The problem with barring felons from buying guns is that almost every felon knows someone who isn’t necessarily a law-abiding citizen but is someone who just hasn’t been caught at anything serious. While we make it illegal for the felon to buy the gun himself, he can easily send a buddy of his into a store to buy a gun for him. It’s not difficult.

Then, to top it off, there’s not even significant penalties for doing it, apparently.

Some Georgia lawmakers want to change that.

You don’t have to pull the trigger to face prison time. At least, that’s what some lawmakers are hoping to get on the books.

Meg Heap, the Chatham County District Attorney, State Rep. Jesse Petrea, R- Savannah, and Alderman Julian Miller, District 4, met outside the Chatham County Courthouse Thursday afternoon to discuss an amendment to the Straw Purchase Law they are hoping to pass.
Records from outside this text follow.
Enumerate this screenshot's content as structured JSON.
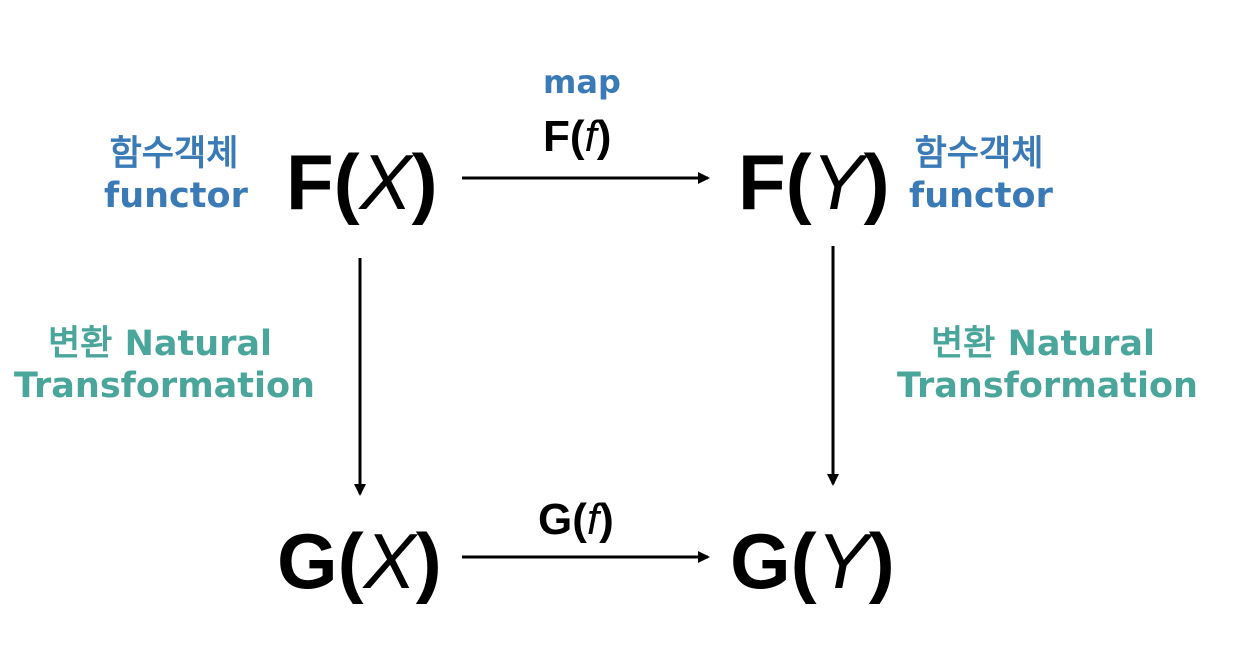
{
  "objects": {
    "fx": {
      "functor": "F",
      "var": "X"
    },
    "fy": {
      "functor": "F",
      "var": "Y"
    },
    "gx": {
      "functor": "G",
      "var": "X"
    },
    "gy": {
      "functor": "G",
      "var": "Y"
    }
  },
  "morphisms": {
    "top": {
      "functor": "F",
      "var": "f",
      "caption": "map"
    },
    "bottom": {
      "functor": "G",
      "var": "f"
    }
  },
  "annotations": {
    "functor_left": {
      "korean": "함수객체",
      "english": "functor"
    },
    "functor_right": {
      "korean": "함수객체",
      "english": "functor"
    },
    "nat_left": {
      "line1": "변환 Natural",
      "line2": "Transformation"
    },
    "nat_right": {
      "line1": "변환 Natural",
      "line2": "Transformation"
    }
  },
  "colors": {
    "functor_label": "#3a7ab7",
    "natural_transformation_label": "#4aa59b",
    "arrows": "#000000"
  }
}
The statute targets people who buy guns “knowingly and intentionally” for a convicted felon or first time offender on probation. The current charge is a misdemeanor, but legislators are pushing for a harsher punishment.

“All the other crimes, if you commit an armed robbery, and you were charged also with possession of a firearm by commission of a felony, that’s a five year sentence. We want it to equal all the other charges involving firearms,” said Heap.

 

The bill seeks to level a five-year sentence on straw buyers, which they believe will bring the punishment on par with many of the crimes being committed with these illegally purchased guns.

The question is, will it work?

Well, these folks aren’t deluded enough to think it’ll make everything all better and make all the bad people go away. Good for them.

Instead, they see it as just one layer in an overall strategy to combat gun violence. I don’t think that’ll make a damn bit of difference, but they’re not exactly creating new laws and turning previously law-abiding people into criminals, so I’m not going to lose too much sleep over it.

The problem is that they’re still looking primarily at guns as an evil rather than making any effort to combat the roots of violence in our communities. Take those out of play, and there are no straw buyers in the first place. People aren’t looking to get guns for illegal activities.

Well, not as many, anyway.

Meanwhile, more severe punishment sounds good, but I’m not sure these folks understand the subcultures we’re dealing with. Most of the problem goes from subcultures that view prison time as a rite of passage, something prestigious. Doing time means status.

It’s entirely possible that rather than reducing straw buys as intended, it actually makes it easier to find someone to buy a gun. The greater the risks, the greater the reward. In this case, status in the neighborhood. If you get caught and do time? No big. You’ve done time now. You’re someone in the neighborhood.

Yes, you take them out of circulation for a while and make them ineligible to be straw buyers, but someone will take their place. Either way, the violence will remain.

It’ll always be there until you deal with the roots.